Oddly, the agency that MeraBank just fired, Phoenix-based Taylor Advertising Inc., formerly handled MeraBank’s account before losing it years ago to Keye/Donna/Pearlstein. “Maybe we can at least get another eight-year run,” joked Bragg, “before they get it back.”

Prepare for Onslaught From Banks, Groceries

Japanese auto imports aside, where will the Los Angeles area’s fiercest advertising battles be waged in 1989?

On several fronts, executives say--especially among banking and supermarket clients.

Some banks are already gearing up for 1991, when the state of California will open its doors to big East Coast banks that have not previously been allowed to do business in the here. Major competitors such as Citicorp and Chase Manhattan are expected to enter the state in a big way.

“This is an issue that will be of major concern to banks in California,” said James D. Helin, managing director of the ad firm D’Arcy Masius Benton & Bowles, which last month won the $20-million Security Pacific advertising business.

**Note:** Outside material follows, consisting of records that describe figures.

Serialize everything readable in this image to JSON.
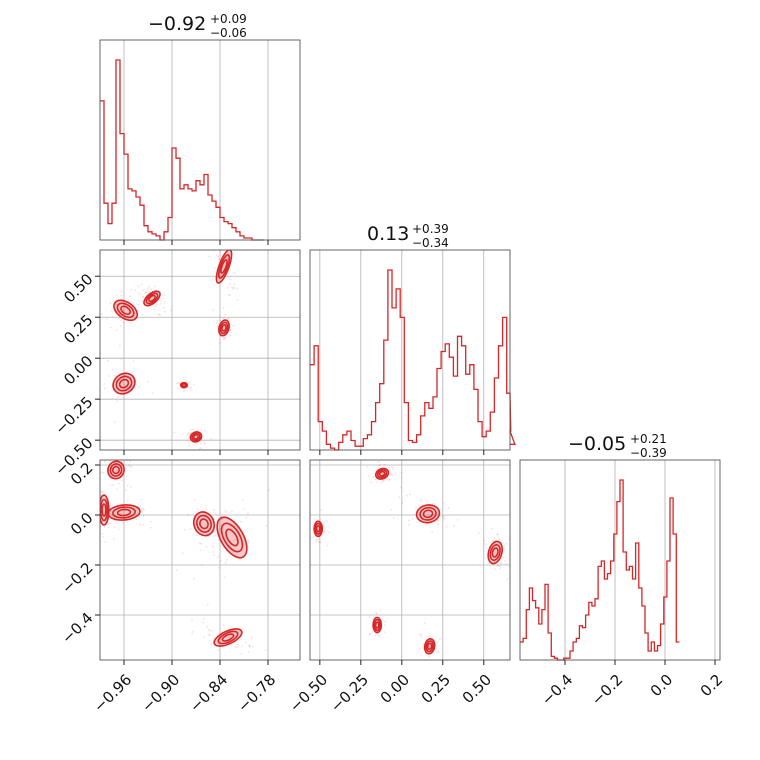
{
  "chart_data": {
    "type": "corner",
    "color": "#d62728",
    "parameters": [
      {
        "title": "−0.92",
        "title_plus": "+0.09",
        "title_minus": "−0.06",
        "range": [
          -0.99,
          -0.74
        ],
        "ticks": [
          -0.96,
          -0.9,
          -0.84,
          -0.78
        ],
        "tick_labels": [
          "−0.96",
          "−0.90",
          "−0.84",
          "−0.78"
        ],
        "histogram": {
          "bin_width": 0.005,
          "counts": [
            0.68,
            0.18,
            0.08,
            0.18,
            0.88,
            0.52,
            0.42,
            0.25,
            0.24,
            0.21,
            0.17,
            0.07,
            0.04,
            0.03,
            0.02,
            0.0,
            0.04,
            0.11,
            0.45,
            0.4,
            0.25,
            0.27,
            0.25,
            0.24,
            0.29,
            0.27,
            0.32,
            0.22,
            0.19,
            0.16,
            0.11,
            0.09,
            0.08,
            0.06,
            0.04,
            0.02,
            0.01,
            0.01,
            0.0,
            0.0,
            0.0
          ]
        }
      },
      {
        "title": "0.13",
        "title_plus": "+0.39",
        "title_minus": "−0.34",
        "range": [
          -0.56,
          0.66
        ],
        "ticks": [
          -0.5,
          -0.25,
          0.0,
          0.25,
          0.5
        ],
        "tick_labels": [
          "−0.50",
          "−0.25",
          "0.00",
          "0.25",
          "0.50"
        ],
        "histogram": {
          "bin_width": 0.025,
          "counts": [
            0.45,
            0.55,
            0.15,
            0.1,
            0.03,
            0.01,
            0.0,
            0.04,
            0.08,
            0.1,
            0.05,
            0.02,
            0.02,
            0.06,
            0.08,
            0.15,
            0.25,
            0.35,
            0.58,
            0.95,
            0.75,
            0.85,
            0.7,
            0.25,
            0.05,
            0.04,
            0.08,
            0.18,
            0.25,
            0.22,
            0.28,
            0.43,
            0.52,
            0.56,
            0.49,
            0.39,
            0.6,
            0.55,
            0.4,
            0.45,
            0.32,
            0.15,
            0.07,
            0.1,
            0.2,
            0.38,
            0.55,
            0.7,
            0.3,
            0.1,
            0.03
          ]
        }
      },
      {
        "title": "−0.05",
        "title_plus": "+0.21",
        "title_minus": "−0.39",
        "range": [
          -0.58,
          0.22
        ],
        "ticks": [
          -0.4,
          -0.2,
          0.0,
          0.2
        ],
        "tick_labels": [
          "−0.4",
          "−0.2",
          "0.0",
          "0.2"
        ],
        "histogram": {
          "bin_width": 0.0125,
          "counts": [
            0.1,
            0.12,
            0.28,
            0.4,
            0.33,
            0.29,
            0.2,
            0.28,
            0.42,
            0.15,
            0.02,
            0.01,
            0.0,
            0.0,
            0.01,
            0.01,
            0.05,
            0.1,
            0.12,
            0.19,
            0.18,
            0.25,
            0.32,
            0.3,
            0.34,
            0.52,
            0.55,
            0.45,
            0.48,
            0.55,
            0.7,
            0.88,
            1.0,
            0.6,
            0.5,
            0.52,
            0.45,
            0.65,
            0.4,
            0.3,
            0.15,
            0.05,
            0.1,
            0.05,
            0.08,
            0.2,
            0.35,
            0.55,
            0.9,
            0.7,
            0.1
          ]
        }
      }
    ],
    "joint_blobs": {
      "p2_vs_p1": [
        {
          "x": -0.958,
          "y": 0.292,
          "sx": 0.01,
          "sy": 0.08,
          "rot": -55
        },
        {
          "x": -0.925,
          "y": 0.365,
          "sx": 0.012,
          "sy": 0.03,
          "rot": -40
        },
        {
          "x": -0.835,
          "y": 0.56,
          "sx": 0.022,
          "sy": 0.03,
          "rot": -70
        },
        {
          "x": -0.835,
          "y": 0.185,
          "sx": 0.01,
          "sy": 0.03,
          "rot": -75
        },
        {
          "x": -0.96,
          "y": -0.155,
          "sx": 0.012,
          "sy": 0.07,
          "rot": 55
        },
        {
          "x": -0.885,
          "y": -0.165,
          "sx": 0.004,
          "sy": 0.015,
          "rot": 0
        },
        {
          "x": -0.87,
          "y": -0.48,
          "sx": 0.006,
          "sy": 0.035,
          "rot": 65
        }
      ],
      "p3_vs_p1": [
        {
          "x": -0.97,
          "y": 0.18,
          "sx": 0.01,
          "sy": 0.035,
          "rot": 20
        },
        {
          "x": -0.985,
          "y": 0.02,
          "sx": 0.006,
          "sy": 0.06,
          "rot": 0
        },
        {
          "x": -0.96,
          "y": 0.01,
          "sx": 0.02,
          "sy": 0.03,
          "rot": -5
        },
        {
          "x": -0.86,
          "y": -0.035,
          "sx": 0.015,
          "sy": 0.04,
          "rot": 70
        },
        {
          "x": -0.825,
          "y": -0.09,
          "sx": 0.028,
          "sy": 0.045,
          "rot": 60
        },
        {
          "x": -0.83,
          "y": -0.49,
          "sx": 0.008,
          "sy": 0.06,
          "rot": 65
        }
      ],
      "p3_vs_p2": [
        {
          "x": -0.12,
          "y": 0.165,
          "sx": 0.04,
          "sy": 0.02,
          "rot": -25
        },
        {
          "x": -0.51,
          "y": -0.055,
          "sx": 0.025,
          "sy": 0.03,
          "rot": 0
        },
        {
          "x": -0.15,
          "y": -0.44,
          "sx": 0.025,
          "sy": 0.03,
          "rot": 0
        },
        {
          "x": 0.17,
          "y": -0.525,
          "sx": 0.03,
          "sy": 0.03,
          "rot": 10
        },
        {
          "x": 0.16,
          "y": 0.005,
          "sx": 0.07,
          "sy": 0.035,
          "rot": -10
        },
        {
          "x": 0.57,
          "y": -0.15,
          "sx": 0.04,
          "sy": 0.045,
          "rot": 15
        }
      ]
    }
  }
}
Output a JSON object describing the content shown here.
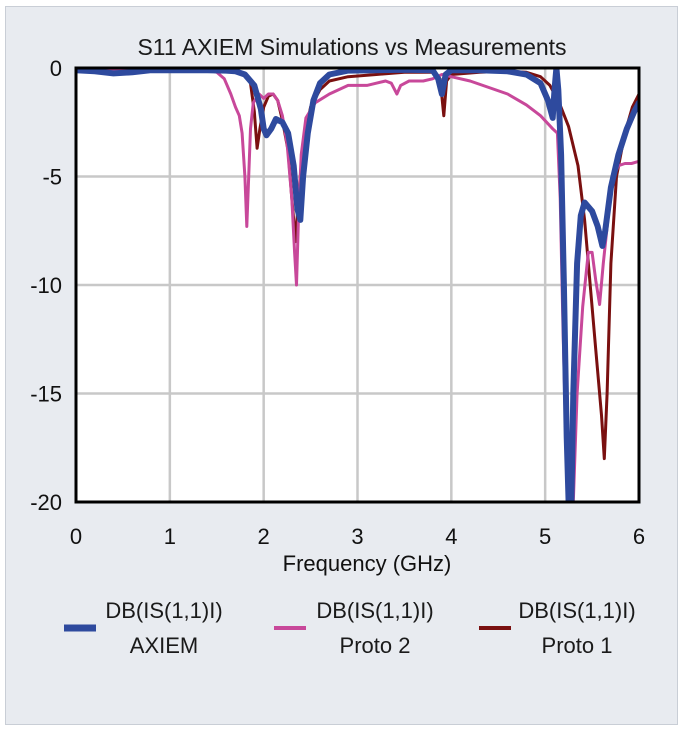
{
  "chart_data": {
    "type": "line",
    "title": "S11 AXIEM Simulations vs Measurements",
    "xlabel": "Frequency (GHz)",
    "ylabel": "",
    "xlim": [
      0,
      6
    ],
    "ylim": [
      -20,
      0
    ],
    "x_ticks": [
      "0",
      "1",
      "2",
      "3",
      "4",
      "5",
      "6"
    ],
    "y_ticks": [
      "0",
      "-5",
      "-10",
      "-15",
      "-20"
    ],
    "grid": true,
    "legend_position": "bottom",
    "series": [
      {
        "name_line1": "DB(IS(1,1)I)",
        "name_line2": "AXIEM",
        "color": "#2e4a9e",
        "points": [
          [
            0,
            -0.1
          ],
          [
            0.2,
            -0.15
          ],
          [
            0.4,
            -0.25
          ],
          [
            0.6,
            -0.2
          ],
          [
            0.8,
            -0.1
          ],
          [
            1.0,
            -0.1
          ],
          [
            1.2,
            -0.1
          ],
          [
            1.4,
            -0.1
          ],
          [
            1.6,
            -0.12
          ],
          [
            1.7,
            -0.15
          ],
          [
            1.8,
            -0.3
          ],
          [
            1.9,
            -0.8
          ],
          [
            1.97,
            -1.9
          ],
          [
            2.0,
            -2.8
          ],
          [
            2.03,
            -3.1
          ],
          [
            2.08,
            -2.8
          ],
          [
            2.13,
            -2.35
          ],
          [
            2.2,
            -2.5
          ],
          [
            2.26,
            -3.0
          ],
          [
            2.32,
            -4.5
          ],
          [
            2.36,
            -6.5
          ],
          [
            2.39,
            -7.0
          ],
          [
            2.42,
            -5.0
          ],
          [
            2.47,
            -3.0
          ],
          [
            2.53,
            -1.5
          ],
          [
            2.6,
            -0.7
          ],
          [
            2.7,
            -0.3
          ],
          [
            2.9,
            -0.12
          ],
          [
            3.2,
            -0.1
          ],
          [
            3.5,
            -0.08
          ],
          [
            3.8,
            -0.1
          ],
          [
            3.86,
            -0.5
          ],
          [
            3.9,
            -1.2
          ],
          [
            3.94,
            -0.3
          ],
          [
            4.0,
            -0.1
          ],
          [
            4.3,
            -0.1
          ],
          [
            4.6,
            -0.15
          ],
          [
            4.8,
            -0.3
          ],
          [
            4.95,
            -0.7
          ],
          [
            5.03,
            -1.5
          ],
          [
            5.08,
            -2.3
          ],
          [
            5.1,
            -1.0
          ],
          [
            5.12,
            0
          ],
          [
            5.14,
            -1.0
          ],
          [
            5.17,
            -4.0
          ],
          [
            5.2,
            -10.0
          ],
          [
            5.23,
            -17.0
          ],
          [
            5.25,
            -20
          ],
          [
            5.28,
            -20
          ],
          [
            5.3,
            -15.0
          ],
          [
            5.34,
            -9.0
          ],
          [
            5.38,
            -6.8
          ],
          [
            5.42,
            -6.2
          ],
          [
            5.5,
            -6.6
          ],
          [
            5.56,
            -7.3
          ],
          [
            5.61,
            -8.2
          ],
          [
            5.64,
            -7.5
          ],
          [
            5.7,
            -5.5
          ],
          [
            5.78,
            -4.0
          ],
          [
            5.87,
            -2.8
          ],
          [
            5.95,
            -2.0
          ],
          [
            6.0,
            -1.6
          ]
        ]
      },
      {
        "name_line1": "DB(IS(1,1)I)",
        "name_line2": "Proto 2",
        "color": "#c8489a",
        "points": [
          [
            0,
            -0.05
          ],
          [
            0.3,
            -0.05
          ],
          [
            0.6,
            -0.05
          ],
          [
            0.9,
            -0.05
          ],
          [
            1.2,
            -0.05
          ],
          [
            1.4,
            -0.1
          ],
          [
            1.5,
            -0.2
          ],
          [
            1.58,
            -0.5
          ],
          [
            1.65,
            -1.2
          ],
          [
            1.7,
            -1.8
          ],
          [
            1.74,
            -2.2
          ],
          [
            1.77,
            -3.0
          ],
          [
            1.8,
            -5.0
          ],
          [
            1.82,
            -7.3
          ],
          [
            1.84,
            -5.0
          ],
          [
            1.86,
            -2.8
          ],
          [
            1.89,
            -1.6
          ],
          [
            1.95,
            -1.2
          ],
          [
            2.0,
            -1.4
          ],
          [
            2.05,
            -1.2
          ],
          [
            2.1,
            -1.2
          ],
          [
            2.15,
            -1.5
          ],
          [
            2.2,
            -2.2
          ],
          [
            2.25,
            -3.5
          ],
          [
            2.3,
            -6.0
          ],
          [
            2.33,
            -8.5
          ],
          [
            2.35,
            -10.0
          ],
          [
            2.37,
            -7.0
          ],
          [
            2.4,
            -4.0
          ],
          [
            2.45,
            -2.3
          ],
          [
            2.55,
            -1.6
          ],
          [
            2.7,
            -1.2
          ],
          [
            2.9,
            -0.8
          ],
          [
            3.0,
            -0.8
          ],
          [
            3.1,
            -0.8
          ],
          [
            3.2,
            -0.7
          ],
          [
            3.3,
            -0.6
          ],
          [
            3.36,
            -0.7
          ],
          [
            3.42,
            -1.2
          ],
          [
            3.46,
            -0.8
          ],
          [
            3.55,
            -0.6
          ],
          [
            3.7,
            -0.6
          ],
          [
            3.8,
            -0.5
          ],
          [
            3.9,
            -0.3
          ],
          [
            4.0,
            -0.4
          ],
          [
            4.2,
            -0.6
          ],
          [
            4.4,
            -0.9
          ],
          [
            4.6,
            -1.2
          ],
          [
            4.8,
            -1.7
          ],
          [
            4.95,
            -2.2
          ],
          [
            5.08,
            -2.8
          ],
          [
            5.13,
            -3.0
          ],
          [
            5.16,
            -6.0
          ],
          [
            5.19,
            -12.0
          ],
          [
            5.22,
            -17.0
          ],
          [
            5.26,
            -20
          ],
          [
            5.3,
            -20
          ],
          [
            5.34,
            -15.0
          ],
          [
            5.4,
            -11.0
          ],
          [
            5.46,
            -8.5
          ],
          [
            5.5,
            -8.5
          ],
          [
            5.54,
            -9.8
          ],
          [
            5.58,
            -10.9
          ],
          [
            5.62,
            -9.0
          ],
          [
            5.68,
            -6.5
          ],
          [
            5.73,
            -5.0
          ],
          [
            5.78,
            -4.5
          ],
          [
            5.85,
            -4.4
          ],
          [
            5.92,
            -4.4
          ],
          [
            6.0,
            -4.3
          ]
        ]
      },
      {
        "name_line1": "DB(IS(1,1)I)",
        "name_line2": "Proto 1",
        "color": "#7a1010",
        "points": [
          [
            0,
            -0.05
          ],
          [
            0.3,
            -0.05
          ],
          [
            0.6,
            -0.05
          ],
          [
            0.9,
            -0.05
          ],
          [
            1.2,
            -0.05
          ],
          [
            1.5,
            -0.05
          ],
          [
            1.7,
            -0.1
          ],
          [
            1.8,
            -0.25
          ],
          [
            1.86,
            -0.7
          ],
          [
            1.9,
            -2.0
          ],
          [
            1.93,
            -3.7
          ],
          [
            1.96,
            -2.8
          ],
          [
            2.0,
            -1.8
          ],
          [
            2.05,
            -1.3
          ],
          [
            2.1,
            -1.2
          ],
          [
            2.15,
            -1.5
          ],
          [
            2.2,
            -2.4
          ],
          [
            2.26,
            -3.8
          ],
          [
            2.3,
            -6.0
          ],
          [
            2.34,
            -8.0
          ],
          [
            2.37,
            -6.0
          ],
          [
            2.42,
            -3.5
          ],
          [
            2.5,
            -1.8
          ],
          [
            2.6,
            -1.0
          ],
          [
            2.7,
            -0.6
          ],
          [
            2.9,
            -0.4
          ],
          [
            3.2,
            -0.3
          ],
          [
            3.5,
            -0.2
          ],
          [
            3.8,
            -0.2
          ],
          [
            3.88,
            -0.5
          ],
          [
            3.92,
            -2.2
          ],
          [
            3.95,
            -0.6
          ],
          [
            4.0,
            -0.3
          ],
          [
            4.3,
            -0.2
          ],
          [
            4.6,
            -0.15
          ],
          [
            4.8,
            -0.2
          ],
          [
            4.95,
            -0.4
          ],
          [
            5.05,
            -0.8
          ],
          [
            5.15,
            -1.6
          ],
          [
            5.25,
            -2.7
          ],
          [
            5.35,
            -4.5
          ],
          [
            5.42,
            -7.0
          ],
          [
            5.48,
            -10.0
          ],
          [
            5.54,
            -13.0
          ],
          [
            5.6,
            -16.0
          ],
          [
            5.63,
            -18.0
          ],
          [
            5.66,
            -15.0
          ],
          [
            5.7,
            -9.0
          ],
          [
            5.76,
            -5.0
          ],
          [
            5.85,
            -3.0
          ],
          [
            5.93,
            -1.8
          ],
          [
            6.0,
            -1.2
          ]
        ]
      }
    ]
  }
}
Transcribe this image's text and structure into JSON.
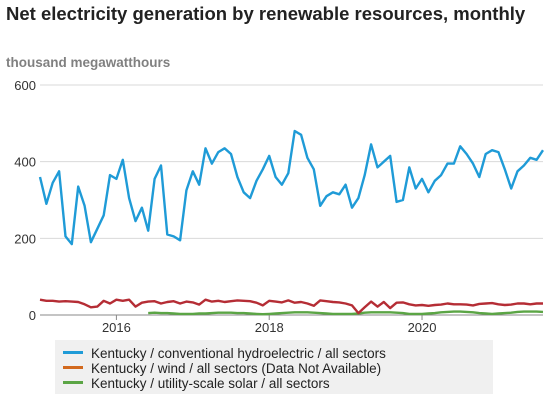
{
  "title": "Net electricity generation by renewable resources, monthly",
  "units": "thousand megawatthours",
  "chart_data": {
    "type": "line",
    "title": "Net electricity generation by renewable resources, monthly",
    "ylabel": "thousand megawatthours",
    "xlabel": "",
    "ylim": [
      0,
      600
    ],
    "y_ticks": [
      0,
      200,
      400,
      600
    ],
    "x_ticks": [
      "2016",
      "2018",
      "2020"
    ],
    "xlim": [
      "2015-01",
      "2021-08"
    ],
    "grid": "horizontal",
    "legend_position": "bottom",
    "x": [
      "2015-01",
      "2015-02",
      "2015-03",
      "2015-04",
      "2015-05",
      "2015-06",
      "2015-07",
      "2015-08",
      "2015-09",
      "2015-10",
      "2015-11",
      "2015-12",
      "2016-01",
      "2016-02",
      "2016-03",
      "2016-04",
      "2016-05",
      "2016-06",
      "2016-07",
      "2016-08",
      "2016-09",
      "2016-10",
      "2016-11",
      "2016-12",
      "2017-01",
      "2017-02",
      "2017-03",
      "2017-04",
      "2017-05",
      "2017-06",
      "2017-07",
      "2017-08",
      "2017-09",
      "2017-10",
      "2017-11",
      "2017-12",
      "2018-01",
      "2018-02",
      "2018-03",
      "2018-04",
      "2018-05",
      "2018-06",
      "2018-07",
      "2018-08",
      "2018-09",
      "2018-10",
      "2018-11",
      "2018-12",
      "2019-01",
      "2019-02",
      "2019-03",
      "2019-04",
      "2019-05",
      "2019-06",
      "2019-07",
      "2019-08",
      "2019-09",
      "2019-10",
      "2019-11",
      "2019-12",
      "2020-01",
      "2020-02",
      "2020-03",
      "2020-04",
      "2020-05",
      "2020-06",
      "2020-07",
      "2020-08",
      "2020-09",
      "2020-10",
      "2020-11",
      "2020-12",
      "2021-01",
      "2021-02",
      "2021-03",
      "2021-04",
      "2021-05",
      "2021-06",
      "2021-07",
      "2021-08"
    ],
    "series": [
      {
        "name": "Kentucky / conventional hydroelectric / all sectors",
        "color": "#1f9bd7",
        "values": [
          360,
          290,
          345,
          375,
          205,
          185,
          335,
          285,
          190,
          225,
          260,
          365,
          355,
          405,
          305,
          245,
          280,
          220,
          355,
          390,
          210,
          205,
          195,
          325,
          375,
          340,
          435,
          395,
          425,
          435,
          420,
          360,
          320,
          305,
          350,
          380,
          415,
          360,
          340,
          370,
          480,
          470,
          410,
          380,
          285,
          310,
          320,
          315,
          340,
          280,
          305,
          365,
          445,
          385,
          400,
          415,
          295,
          300,
          385,
          330,
          355,
          320,
          350,
          365,
          395,
          395,
          440,
          420,
          395,
          360,
          420,
          430,
          425,
          380,
          330,
          375,
          390,
          410,
          405,
          430
        ]
      },
      {
        "name": "Kentucky / wind / all sectors (Data Not Available)",
        "color": "#b52d35",
        "values": [
          40,
          37,
          37,
          35,
          36,
          35,
          34,
          28,
          20,
          22,
          37,
          30,
          40,
          37,
          40,
          22,
          32,
          35,
          36,
          30,
          34,
          36,
          30,
          35,
          33,
          27,
          40,
          35,
          37,
          34,
          36,
          38,
          37,
          36,
          32,
          25,
          37,
          35,
          33,
          38,
          32,
          34,
          30,
          24,
          38,
          36,
          34,
          33,
          30,
          25,
          5,
          20,
          35,
          22,
          34,
          18,
          32,
          33,
          28,
          25,
          26,
          24,
          26,
          27,
          30,
          28,
          28,
          27,
          25,
          29,
          30,
          31,
          28,
          26,
          27,
          30,
          30,
          28,
          30,
          30
        ]
      },
      {
        "name": "Kentucky / utility-scale solar / all sectors",
        "color": "#5ba545",
        "values": [
          null,
          null,
          null,
          null,
          null,
          null,
          null,
          null,
          null,
          null,
          null,
          null,
          null,
          null,
          null,
          null,
          null,
          5,
          6,
          5,
          5,
          4,
          3,
          3,
          3,
          4,
          4,
          5,
          6,
          6,
          6,
          5,
          5,
          4,
          3,
          2,
          3,
          4,
          5,
          6,
          7,
          7,
          7,
          6,
          5,
          4,
          3,
          3,
          3,
          3,
          4,
          6,
          7,
          7,
          7,
          7,
          6,
          5,
          3,
          3,
          3,
          4,
          5,
          7,
          8,
          9,
          9,
          8,
          7,
          5,
          4,
          3,
          4,
          5,
          6,
          8,
          9,
          9,
          9,
          8
        ]
      }
    ]
  }
}
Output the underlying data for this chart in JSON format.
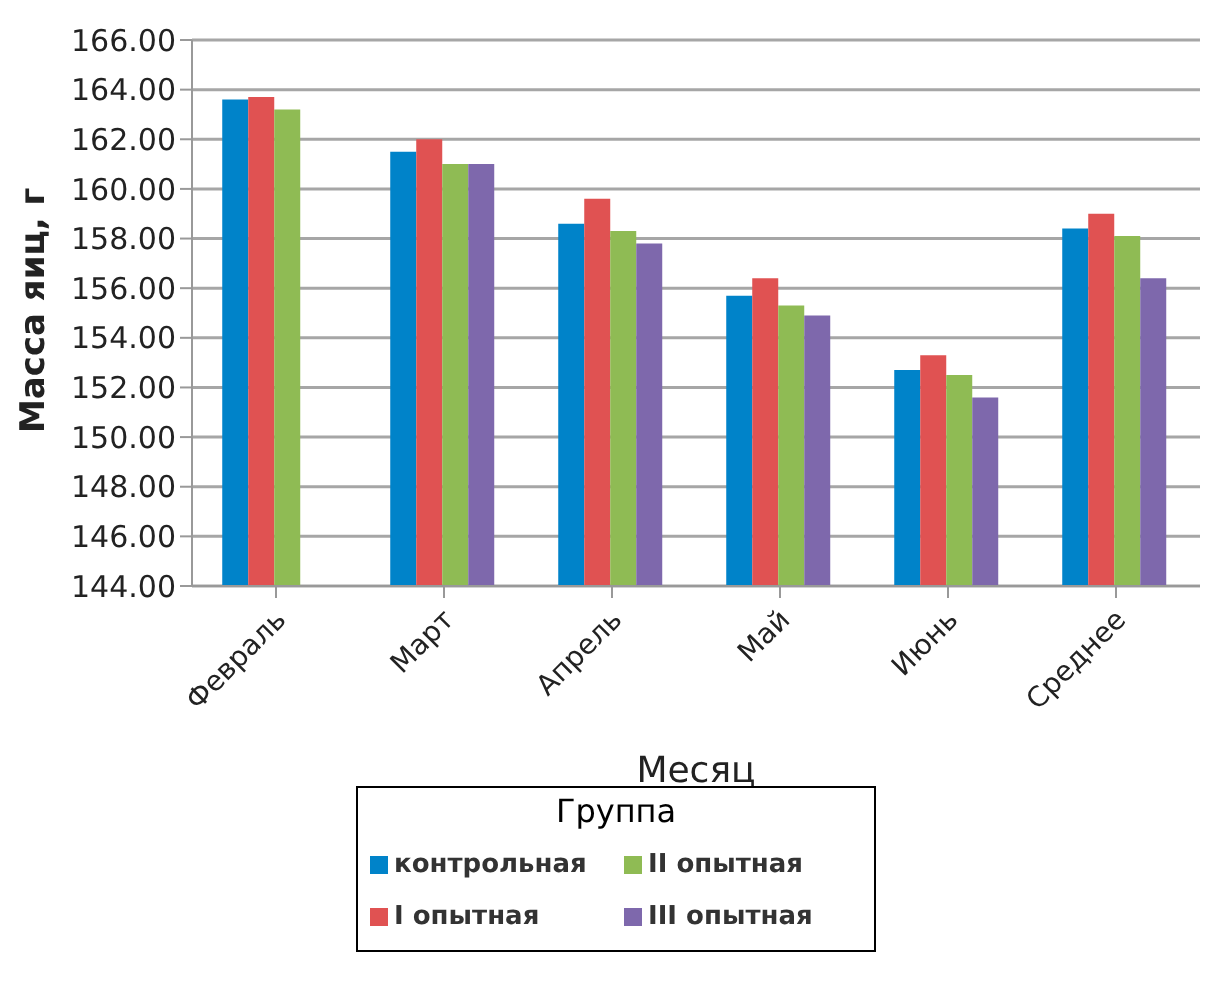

At the same time, as supermarket chains continue to consolidate--such as the recent purchase of Safeway stores in Southern California by Vons--the battle for their ad business will intensify, executives say. One ad executive predicted that even “double couponing” will come to an abrupt end in 1989. “There’s so few supermarket chains left,” said the executive, “that all they’re doing is hurting themselves.”